Autre regard avec le professeur François Desgrandchamps, chirurgien urologue, qui a souligné combien l’intelligence artificielle bouscule actuellement la médecine. L’analyse robotisée d’images, par exemple, se révèle plus performante que l’œil humain pour détecter un mélanome ou un glaucome. Et la plateforme Watson d’IBM qui croise les données d’un malade et les informations médicales disponibles, établit un diagnostic plus sûr que celui d’un médecin.
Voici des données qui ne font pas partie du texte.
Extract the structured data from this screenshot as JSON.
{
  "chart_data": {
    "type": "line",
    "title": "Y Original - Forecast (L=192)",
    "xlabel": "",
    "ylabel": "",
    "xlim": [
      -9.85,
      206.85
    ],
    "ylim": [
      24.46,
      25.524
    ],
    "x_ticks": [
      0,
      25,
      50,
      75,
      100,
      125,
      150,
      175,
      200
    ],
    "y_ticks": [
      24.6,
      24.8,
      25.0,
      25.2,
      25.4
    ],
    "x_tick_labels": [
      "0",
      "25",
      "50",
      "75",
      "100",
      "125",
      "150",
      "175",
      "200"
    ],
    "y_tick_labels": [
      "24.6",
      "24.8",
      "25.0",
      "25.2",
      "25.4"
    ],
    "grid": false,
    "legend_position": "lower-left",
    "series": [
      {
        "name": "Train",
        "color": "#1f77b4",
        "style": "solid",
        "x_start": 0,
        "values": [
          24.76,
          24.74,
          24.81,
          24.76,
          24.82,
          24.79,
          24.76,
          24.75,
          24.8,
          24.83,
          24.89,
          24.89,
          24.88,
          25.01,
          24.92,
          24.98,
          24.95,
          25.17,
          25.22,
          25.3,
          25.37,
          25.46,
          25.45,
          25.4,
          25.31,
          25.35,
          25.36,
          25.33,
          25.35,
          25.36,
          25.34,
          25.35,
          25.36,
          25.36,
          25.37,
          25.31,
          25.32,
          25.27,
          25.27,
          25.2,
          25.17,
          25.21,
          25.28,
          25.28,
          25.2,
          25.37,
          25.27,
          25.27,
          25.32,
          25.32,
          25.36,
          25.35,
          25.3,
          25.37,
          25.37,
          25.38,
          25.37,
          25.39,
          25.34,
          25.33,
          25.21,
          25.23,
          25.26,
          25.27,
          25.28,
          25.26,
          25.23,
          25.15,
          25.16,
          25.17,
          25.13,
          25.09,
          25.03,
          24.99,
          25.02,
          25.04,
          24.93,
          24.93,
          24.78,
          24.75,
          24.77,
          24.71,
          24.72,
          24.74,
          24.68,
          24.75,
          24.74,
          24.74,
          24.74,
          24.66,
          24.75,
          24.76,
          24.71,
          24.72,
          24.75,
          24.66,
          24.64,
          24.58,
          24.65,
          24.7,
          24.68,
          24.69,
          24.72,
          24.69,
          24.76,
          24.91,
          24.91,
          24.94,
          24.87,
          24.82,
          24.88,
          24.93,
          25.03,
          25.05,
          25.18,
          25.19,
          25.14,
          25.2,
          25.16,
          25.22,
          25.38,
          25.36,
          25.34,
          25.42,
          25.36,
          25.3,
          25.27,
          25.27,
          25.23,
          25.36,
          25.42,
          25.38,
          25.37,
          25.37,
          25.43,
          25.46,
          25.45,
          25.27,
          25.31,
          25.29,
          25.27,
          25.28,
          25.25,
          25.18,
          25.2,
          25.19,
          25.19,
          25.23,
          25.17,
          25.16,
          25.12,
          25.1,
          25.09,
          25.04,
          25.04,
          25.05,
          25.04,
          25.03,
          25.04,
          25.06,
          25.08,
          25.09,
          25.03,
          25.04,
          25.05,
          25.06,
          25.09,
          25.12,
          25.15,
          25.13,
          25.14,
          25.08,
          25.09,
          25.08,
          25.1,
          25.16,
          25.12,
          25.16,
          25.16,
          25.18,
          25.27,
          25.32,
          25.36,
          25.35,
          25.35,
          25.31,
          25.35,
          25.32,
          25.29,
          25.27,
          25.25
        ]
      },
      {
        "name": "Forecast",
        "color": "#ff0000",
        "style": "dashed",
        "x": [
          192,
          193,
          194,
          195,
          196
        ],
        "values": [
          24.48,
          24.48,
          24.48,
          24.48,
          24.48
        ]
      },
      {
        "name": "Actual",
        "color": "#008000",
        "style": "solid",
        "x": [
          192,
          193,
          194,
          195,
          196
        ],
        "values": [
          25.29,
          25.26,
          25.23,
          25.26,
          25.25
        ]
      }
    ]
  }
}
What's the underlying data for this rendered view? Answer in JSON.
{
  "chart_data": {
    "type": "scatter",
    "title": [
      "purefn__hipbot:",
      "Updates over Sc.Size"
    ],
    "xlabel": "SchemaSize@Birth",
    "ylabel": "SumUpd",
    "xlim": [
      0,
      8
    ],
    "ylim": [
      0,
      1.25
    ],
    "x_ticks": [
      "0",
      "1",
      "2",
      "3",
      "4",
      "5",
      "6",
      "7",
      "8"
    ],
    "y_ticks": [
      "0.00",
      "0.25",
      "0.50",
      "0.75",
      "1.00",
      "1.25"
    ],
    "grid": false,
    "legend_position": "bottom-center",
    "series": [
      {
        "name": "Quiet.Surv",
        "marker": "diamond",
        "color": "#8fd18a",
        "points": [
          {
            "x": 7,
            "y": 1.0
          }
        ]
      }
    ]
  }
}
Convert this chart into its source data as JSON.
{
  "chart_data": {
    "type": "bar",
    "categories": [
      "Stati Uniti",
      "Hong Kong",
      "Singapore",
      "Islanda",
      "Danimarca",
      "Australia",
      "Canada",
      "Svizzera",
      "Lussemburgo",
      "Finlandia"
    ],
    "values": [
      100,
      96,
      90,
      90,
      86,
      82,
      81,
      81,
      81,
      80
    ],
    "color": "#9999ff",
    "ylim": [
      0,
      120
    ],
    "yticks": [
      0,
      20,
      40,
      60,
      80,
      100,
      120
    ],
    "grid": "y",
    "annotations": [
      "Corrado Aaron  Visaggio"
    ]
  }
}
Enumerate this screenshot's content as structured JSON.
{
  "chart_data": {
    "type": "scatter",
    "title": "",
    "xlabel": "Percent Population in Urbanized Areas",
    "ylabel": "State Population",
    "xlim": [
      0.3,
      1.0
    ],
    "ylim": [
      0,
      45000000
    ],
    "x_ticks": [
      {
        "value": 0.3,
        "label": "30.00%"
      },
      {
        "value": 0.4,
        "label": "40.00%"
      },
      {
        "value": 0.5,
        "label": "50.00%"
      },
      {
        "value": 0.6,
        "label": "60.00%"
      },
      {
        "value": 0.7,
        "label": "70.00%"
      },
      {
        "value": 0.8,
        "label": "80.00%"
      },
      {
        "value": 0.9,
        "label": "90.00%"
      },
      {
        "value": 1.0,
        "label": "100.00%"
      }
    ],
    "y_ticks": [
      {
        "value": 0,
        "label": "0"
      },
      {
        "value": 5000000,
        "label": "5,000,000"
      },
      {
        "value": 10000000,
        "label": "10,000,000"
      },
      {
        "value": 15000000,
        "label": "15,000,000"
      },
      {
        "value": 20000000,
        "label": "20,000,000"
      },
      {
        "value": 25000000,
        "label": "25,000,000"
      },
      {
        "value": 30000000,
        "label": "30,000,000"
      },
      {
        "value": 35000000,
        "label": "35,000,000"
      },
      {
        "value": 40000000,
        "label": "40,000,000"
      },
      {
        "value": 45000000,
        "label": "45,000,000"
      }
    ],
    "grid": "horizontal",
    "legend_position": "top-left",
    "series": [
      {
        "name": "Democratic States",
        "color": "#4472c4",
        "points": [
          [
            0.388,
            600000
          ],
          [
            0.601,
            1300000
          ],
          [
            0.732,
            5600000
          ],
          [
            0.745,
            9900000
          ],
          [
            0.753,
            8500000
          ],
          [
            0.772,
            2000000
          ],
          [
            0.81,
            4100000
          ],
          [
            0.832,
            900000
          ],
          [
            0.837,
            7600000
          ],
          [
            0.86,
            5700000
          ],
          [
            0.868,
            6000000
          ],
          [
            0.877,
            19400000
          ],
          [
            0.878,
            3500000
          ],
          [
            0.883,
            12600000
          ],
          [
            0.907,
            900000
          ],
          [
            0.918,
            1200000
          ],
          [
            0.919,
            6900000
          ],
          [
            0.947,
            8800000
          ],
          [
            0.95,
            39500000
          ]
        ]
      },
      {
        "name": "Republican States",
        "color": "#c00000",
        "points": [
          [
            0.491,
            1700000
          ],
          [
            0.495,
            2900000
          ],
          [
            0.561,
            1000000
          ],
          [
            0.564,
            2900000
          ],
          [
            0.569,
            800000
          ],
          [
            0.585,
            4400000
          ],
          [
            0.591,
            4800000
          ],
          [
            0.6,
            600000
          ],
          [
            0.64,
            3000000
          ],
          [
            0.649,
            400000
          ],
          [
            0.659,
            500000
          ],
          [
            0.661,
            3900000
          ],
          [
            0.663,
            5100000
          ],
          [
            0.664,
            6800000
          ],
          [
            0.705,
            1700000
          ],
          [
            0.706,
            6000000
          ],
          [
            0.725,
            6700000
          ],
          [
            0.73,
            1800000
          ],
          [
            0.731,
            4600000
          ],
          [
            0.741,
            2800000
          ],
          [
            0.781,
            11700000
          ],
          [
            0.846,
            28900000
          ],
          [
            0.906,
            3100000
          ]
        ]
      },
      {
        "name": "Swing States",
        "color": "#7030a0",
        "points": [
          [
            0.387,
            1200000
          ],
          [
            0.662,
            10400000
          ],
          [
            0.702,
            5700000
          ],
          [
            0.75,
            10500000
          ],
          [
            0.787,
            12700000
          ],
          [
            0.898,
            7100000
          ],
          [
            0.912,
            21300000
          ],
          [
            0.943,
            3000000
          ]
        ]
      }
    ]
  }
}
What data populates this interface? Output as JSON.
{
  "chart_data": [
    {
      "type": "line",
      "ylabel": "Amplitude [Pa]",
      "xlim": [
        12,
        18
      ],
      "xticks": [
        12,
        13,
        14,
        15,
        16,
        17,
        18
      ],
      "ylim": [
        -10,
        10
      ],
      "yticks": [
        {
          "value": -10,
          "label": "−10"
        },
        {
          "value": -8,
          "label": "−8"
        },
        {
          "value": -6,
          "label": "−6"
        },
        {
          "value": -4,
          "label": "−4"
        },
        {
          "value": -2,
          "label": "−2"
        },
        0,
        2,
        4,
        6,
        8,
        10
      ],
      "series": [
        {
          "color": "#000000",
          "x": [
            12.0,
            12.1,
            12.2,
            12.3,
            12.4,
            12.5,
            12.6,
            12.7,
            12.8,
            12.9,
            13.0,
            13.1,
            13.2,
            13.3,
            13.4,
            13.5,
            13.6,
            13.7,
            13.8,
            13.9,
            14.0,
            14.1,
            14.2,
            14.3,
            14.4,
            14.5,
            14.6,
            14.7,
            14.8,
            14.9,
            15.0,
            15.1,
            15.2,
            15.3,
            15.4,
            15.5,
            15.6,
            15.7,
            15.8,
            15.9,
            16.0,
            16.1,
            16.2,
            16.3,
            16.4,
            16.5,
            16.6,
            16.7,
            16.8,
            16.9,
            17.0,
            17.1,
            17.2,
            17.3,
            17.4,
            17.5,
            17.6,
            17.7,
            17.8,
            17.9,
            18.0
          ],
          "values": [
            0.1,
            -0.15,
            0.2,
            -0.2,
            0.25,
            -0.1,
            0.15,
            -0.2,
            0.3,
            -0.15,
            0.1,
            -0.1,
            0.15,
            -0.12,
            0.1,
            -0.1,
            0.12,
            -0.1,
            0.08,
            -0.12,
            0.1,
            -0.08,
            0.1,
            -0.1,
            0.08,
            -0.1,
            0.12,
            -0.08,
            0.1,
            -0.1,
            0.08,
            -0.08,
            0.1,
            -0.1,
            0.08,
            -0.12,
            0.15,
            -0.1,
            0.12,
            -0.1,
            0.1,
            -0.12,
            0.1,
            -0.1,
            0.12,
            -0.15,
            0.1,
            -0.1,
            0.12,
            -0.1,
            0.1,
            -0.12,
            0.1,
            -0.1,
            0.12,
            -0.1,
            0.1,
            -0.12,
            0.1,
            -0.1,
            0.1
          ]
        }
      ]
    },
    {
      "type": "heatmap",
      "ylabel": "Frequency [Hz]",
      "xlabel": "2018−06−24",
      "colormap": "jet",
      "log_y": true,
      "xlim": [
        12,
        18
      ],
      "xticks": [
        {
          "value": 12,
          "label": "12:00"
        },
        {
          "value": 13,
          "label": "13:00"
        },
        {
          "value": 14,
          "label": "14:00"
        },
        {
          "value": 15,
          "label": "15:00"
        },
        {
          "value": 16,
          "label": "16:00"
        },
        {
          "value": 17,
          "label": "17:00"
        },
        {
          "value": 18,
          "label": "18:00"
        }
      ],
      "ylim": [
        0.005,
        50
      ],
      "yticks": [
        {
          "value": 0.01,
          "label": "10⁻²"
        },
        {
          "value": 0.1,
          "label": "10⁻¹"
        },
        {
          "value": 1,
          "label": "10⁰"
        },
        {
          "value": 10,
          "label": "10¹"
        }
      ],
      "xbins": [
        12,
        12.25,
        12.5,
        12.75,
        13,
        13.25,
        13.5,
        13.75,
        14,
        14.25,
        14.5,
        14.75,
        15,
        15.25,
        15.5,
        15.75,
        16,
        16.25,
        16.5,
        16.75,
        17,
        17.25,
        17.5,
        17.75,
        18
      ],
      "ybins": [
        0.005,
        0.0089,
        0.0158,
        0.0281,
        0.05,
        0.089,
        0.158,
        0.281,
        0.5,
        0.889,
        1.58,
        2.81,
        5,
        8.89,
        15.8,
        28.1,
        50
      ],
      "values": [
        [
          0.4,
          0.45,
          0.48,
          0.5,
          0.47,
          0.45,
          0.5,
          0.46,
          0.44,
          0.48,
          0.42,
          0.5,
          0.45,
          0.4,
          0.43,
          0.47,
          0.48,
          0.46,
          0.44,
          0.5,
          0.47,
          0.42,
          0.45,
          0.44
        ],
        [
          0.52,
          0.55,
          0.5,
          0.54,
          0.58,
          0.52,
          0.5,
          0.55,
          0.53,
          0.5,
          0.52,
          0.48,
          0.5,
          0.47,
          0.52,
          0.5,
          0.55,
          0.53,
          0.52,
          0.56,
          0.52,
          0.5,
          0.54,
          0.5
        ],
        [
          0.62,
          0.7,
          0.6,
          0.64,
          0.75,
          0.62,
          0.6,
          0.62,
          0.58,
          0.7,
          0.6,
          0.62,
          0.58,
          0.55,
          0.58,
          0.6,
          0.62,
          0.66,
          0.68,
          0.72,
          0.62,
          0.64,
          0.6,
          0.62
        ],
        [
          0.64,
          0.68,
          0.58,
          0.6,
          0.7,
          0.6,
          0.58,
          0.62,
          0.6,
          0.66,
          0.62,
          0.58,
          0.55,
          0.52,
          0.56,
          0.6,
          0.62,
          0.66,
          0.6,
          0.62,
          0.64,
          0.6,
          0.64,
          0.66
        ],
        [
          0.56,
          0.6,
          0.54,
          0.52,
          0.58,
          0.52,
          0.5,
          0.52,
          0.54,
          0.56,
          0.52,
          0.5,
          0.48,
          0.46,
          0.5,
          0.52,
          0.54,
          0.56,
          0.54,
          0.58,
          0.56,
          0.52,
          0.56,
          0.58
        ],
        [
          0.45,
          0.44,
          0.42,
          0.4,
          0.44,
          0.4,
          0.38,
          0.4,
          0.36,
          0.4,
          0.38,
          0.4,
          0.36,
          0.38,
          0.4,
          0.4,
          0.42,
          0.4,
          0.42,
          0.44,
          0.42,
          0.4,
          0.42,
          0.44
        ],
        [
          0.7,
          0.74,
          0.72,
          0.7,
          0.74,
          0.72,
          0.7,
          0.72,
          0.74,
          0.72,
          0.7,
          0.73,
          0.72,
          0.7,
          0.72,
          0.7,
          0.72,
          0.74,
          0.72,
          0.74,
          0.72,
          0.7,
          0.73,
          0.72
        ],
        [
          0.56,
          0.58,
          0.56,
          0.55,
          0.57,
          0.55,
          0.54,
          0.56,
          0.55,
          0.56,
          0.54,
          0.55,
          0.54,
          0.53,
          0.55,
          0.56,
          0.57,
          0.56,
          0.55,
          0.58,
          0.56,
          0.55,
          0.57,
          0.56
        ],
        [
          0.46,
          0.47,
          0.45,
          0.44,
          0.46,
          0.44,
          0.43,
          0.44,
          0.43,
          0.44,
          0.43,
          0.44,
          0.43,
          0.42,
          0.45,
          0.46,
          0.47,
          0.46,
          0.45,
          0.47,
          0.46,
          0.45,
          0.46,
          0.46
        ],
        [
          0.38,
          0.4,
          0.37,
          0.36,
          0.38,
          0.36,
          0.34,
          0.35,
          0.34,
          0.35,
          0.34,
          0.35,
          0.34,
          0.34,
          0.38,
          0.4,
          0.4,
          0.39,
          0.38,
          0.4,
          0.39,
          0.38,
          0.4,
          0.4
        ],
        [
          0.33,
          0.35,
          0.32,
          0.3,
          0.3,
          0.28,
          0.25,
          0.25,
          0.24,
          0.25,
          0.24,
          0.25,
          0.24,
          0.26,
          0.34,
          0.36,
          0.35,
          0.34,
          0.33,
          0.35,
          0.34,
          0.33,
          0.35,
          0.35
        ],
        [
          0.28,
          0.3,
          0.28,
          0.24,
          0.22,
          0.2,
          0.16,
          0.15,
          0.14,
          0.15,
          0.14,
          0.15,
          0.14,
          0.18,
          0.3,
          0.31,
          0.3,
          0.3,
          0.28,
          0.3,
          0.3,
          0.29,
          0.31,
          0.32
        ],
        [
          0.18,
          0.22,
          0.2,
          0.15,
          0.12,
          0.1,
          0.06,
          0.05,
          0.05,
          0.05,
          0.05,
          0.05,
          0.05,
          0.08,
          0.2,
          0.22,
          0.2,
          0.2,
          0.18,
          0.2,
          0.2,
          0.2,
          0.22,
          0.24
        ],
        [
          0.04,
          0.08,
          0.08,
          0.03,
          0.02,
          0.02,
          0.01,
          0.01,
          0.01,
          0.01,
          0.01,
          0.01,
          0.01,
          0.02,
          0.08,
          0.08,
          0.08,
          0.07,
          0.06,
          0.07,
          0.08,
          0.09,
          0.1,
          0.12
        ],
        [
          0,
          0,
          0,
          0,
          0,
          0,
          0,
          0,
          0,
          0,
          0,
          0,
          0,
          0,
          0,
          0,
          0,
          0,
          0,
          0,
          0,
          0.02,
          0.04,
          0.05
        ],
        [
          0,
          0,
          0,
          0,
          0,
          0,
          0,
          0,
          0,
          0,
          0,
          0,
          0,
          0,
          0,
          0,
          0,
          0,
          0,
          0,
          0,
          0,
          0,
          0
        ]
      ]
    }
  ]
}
Téléchargez ici le texte de Thierry Magnin, recteur de l’université catholique de Lyon
Mais l’intelligence artificielle ne signe-t-elle pas la fin de l’intuition qui a permis tant de découvertes, la fin du secret médical, voire celle des médecins ? Ces peurs vis-à-vis des conséquences possiblement néfastes des progrès de la science ont été partagées par Hans Jonas dans son essai Le Principe de responsabilité, a rappelé le père Philippe Capelle-Dumont, président de l’Académie de catholique de France, co-organisatrice de cette rencontre. D’où la nécessité de « fonder une éthique de la décision sur notre ignorance » car l’humain est souvent maîtrisé par la technique qu’il croyait maîtriser. Parmi les autres regards proposés : le financier Pierre de Lauzun a souligné les enjeux économiques qui sous-tendent ces recherches et les orientent, suite à l’incroyable réussite des GAFAM (Google, Apple, Facebook, Amazon, Microsoft) ; puis le philosophe ivoirien Augustin Dibi Kouadio a développé l’idée que l’homme, en s’augmentant lui-même, a perdu le sens de la transcendance et se croit tout puissant. Enfin, deux écrivains ont dénoncé un « art transhumaniste » au service de la perfection pour Christiane Rancé et une augmentation qui aboutit à une réduction de l’homme pour François-Régis de Guenyveau.
Il revenait à Christine Roche, présidente du CCIC à l’origine de cette journée, de conclure ces travaux qui feront l’objet d’une publication, en annonçant qu’ils seront présentés à l’Unesco, le Centre catholique international ayant à cœur de continuer à « donner du sens à l’aventure humaine ».
Sylvie Horguelin
-Le Centre catholique international de coopération avec l’Unesco (CCIC) est une plateforme regroupant une quarantaine d’ONG qui portent un message enraciné dans l’espérance évangélique. Parmi elles : l’OMAEC (les anciens élèves de l’enseignement catholique), l’UMEC (les enseignants catholiques), la FIUC (les universités catholiques), les Frères des Écoles chrétiennes, les Frères Salésiens de Don Bosco…
Site : www.ccic-unesco.org
-L’Académie catholique de France, fondée en 2008, organise des conférences, publie des ouvrages… pour enrichir la réflexion sur les questions fondamentales de notre temps.